From environmental concerns and social change to holding on to your female friends, the women leading these TED Talks have eloquent and inspiring advice for us all. Next time you slip your headphones on, press play on one of Audrey’s favourite TED Talks below.
We should all be feminists
by Chimamanda Ngozi Adichie at TEDxEuston
“I’m trying to unlearn many of the lessons of gender that I internalized when I was growing up. But I sometimes still feel very vulnerable in the face of gender expectations. The first time I taught a writing class in graduate school, I was worried. I wasn’t worried about the material I would teach because I was well-prepared, and I was going to teach what I enjoy teaching. Instead, I was worried about what to wear. I wanted to be taken seriously. I knew that because I was female I will automatically have to prove my worth. And I was worried that if I looked too feminine, I would not be taken seriously. I really wanted to wear my shiny lip gloss and my girly skirt, but I decided not to. Instead, I wore a very serious, very manly and very ugly suit.”
Can we all “have it all”?
by Anne-Marie Slaughter at TEDGlobal 2013
“The feminist revolution still has a long way to go. It’s certainly not complete. But 60 years after “The Feminine Mystique” was published, many women actually have more choices than men do. We can decide to be a breadwinner, a caregiver, or any combination of the two. When a man, on the other hand, decides to be a caregiver, he puts his manhood on the line. His friends may praise his decision, but underneath, they’re scratching their heads. Isn’t the measure of a man his willingness to compete with other men for power and prestige?”

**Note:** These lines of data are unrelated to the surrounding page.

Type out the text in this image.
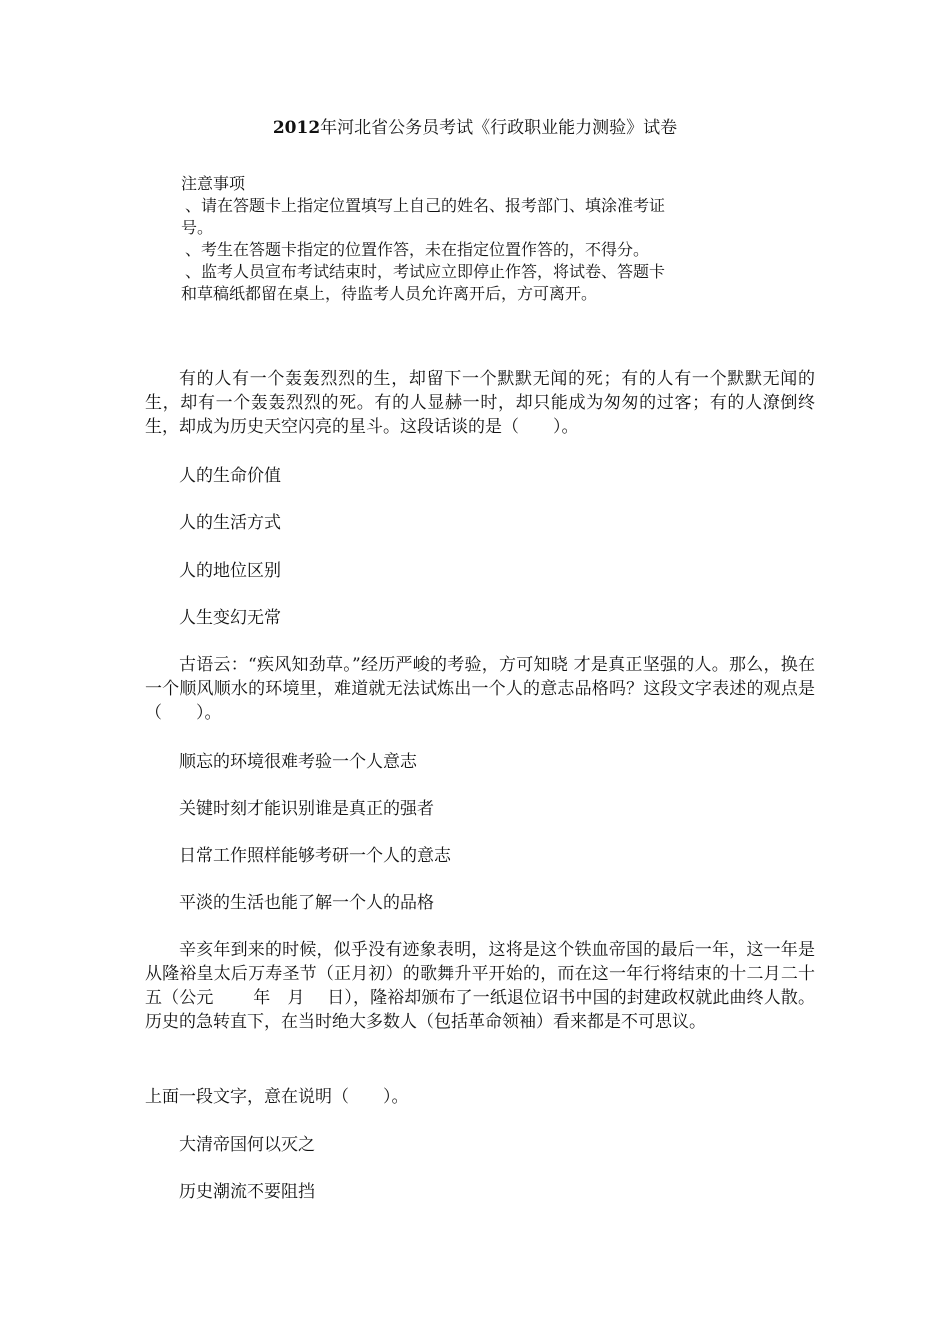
2012年河北省公务员考试《行政职业能力测验》试卷

注意事项

、请在答题卡上指定位置填写上自己的姓名、报考部门、填涂准考证

号。

、考生在答题卡指定的位置作答，未在指定位置作答的，不得分。

、监考人员宣布考试结束时，考试应立即停止作答，将试卷、答题卡

和草稿纸都留在桌上，待监考人员允许离开后，方可离开。

有的人有一个轰轰烈烈的生，却留下一个默默无闻的死；有的人有一个默默无闻的生，却有一个轰轰烈烈的死。有的人显赫一时，却只能成为匆匆的过客；有的人潦倒终生，却成为历史天空闪亮的星斗。这段话谈的是（　　）。

人的生命价值

人的生活方式

人的地位区别

人生变幻无常

古语云：“疾风知劲草。”经历严峻的考验，方可知晓 才是真正坚强的人。那么，换在一个顺风顺水的环境里，难道就无法试炼出一个人的意志品格吗？这段文字表述的观点是（　　）。

顺忘的环境很难考验一个人意志

关键时刻才能识别谁是真正的强者

日常工作照样能够考研一个人的意志

平淡的生活也能了解一个人的品格

辛亥年到来的时候，似乎没有迹象表明，这将是这个铁血帝国的最后一年，这一年是从隆裕皇太后万寿圣节（正月初）的歌舞升平开始的，而在这一年行将结束的十二月二十五（公元　　 年　月　 日），隆裕却颁布了一纸退位诏书中国的封建政权就此曲终人散。历史的急转直下，在当时绝大多数人（包括革命领袖）看来都是不可思议。

上面一段文字，意在说明（　　）。

大清帝国何以灭之

历史潮流不要阻挡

My wish: Protect our oceans
by Sylvia Earle at TED2009
“I’m haunted by the thought of what Ray Anderson calls ‘tomorrow’s child’, asking why we didn’t do something on our watch to save sharks and bluefin tuna and squids and coral reefs and the living ocean while there still was time. Well, now is that time. I hope for your help to explore and protect the wild ocean in ways that will restore the health and, in so doing, secure hope for humankind. Health to the ocean means health for us.”
A hilarious celebration of lifelong female friendship
by Jane Fonda and Lily Tomlin at TEDWomen 2015
Lily Tomlin: The Harvard Medical School study has shown that women who have close female friendships are less likely to develop impairments – physical impairments as they age, and they are likely to be seen as living much more vital, exciting, joyful lives.
This tennis icon paved the way for women in sports
by Billie Jean King at TEDWomen 2015
“We do stand on the shoulders of the people that came before us, there is no question. But every generation has the chance to make it better.”
How to make hard choices
by Ruth Chang at TEDSalon NY2014
“It’s a mistake to think that in hard choices, one alternative really is better than the other, but we’re too stupid to know which, and since we don’t know which, we might as well take the least risky option. Even taking two alternatives side by side with full information, a choice can still be hard. Hard choices are hard not because of us or our ignorance; they’re hard because there is no best option.”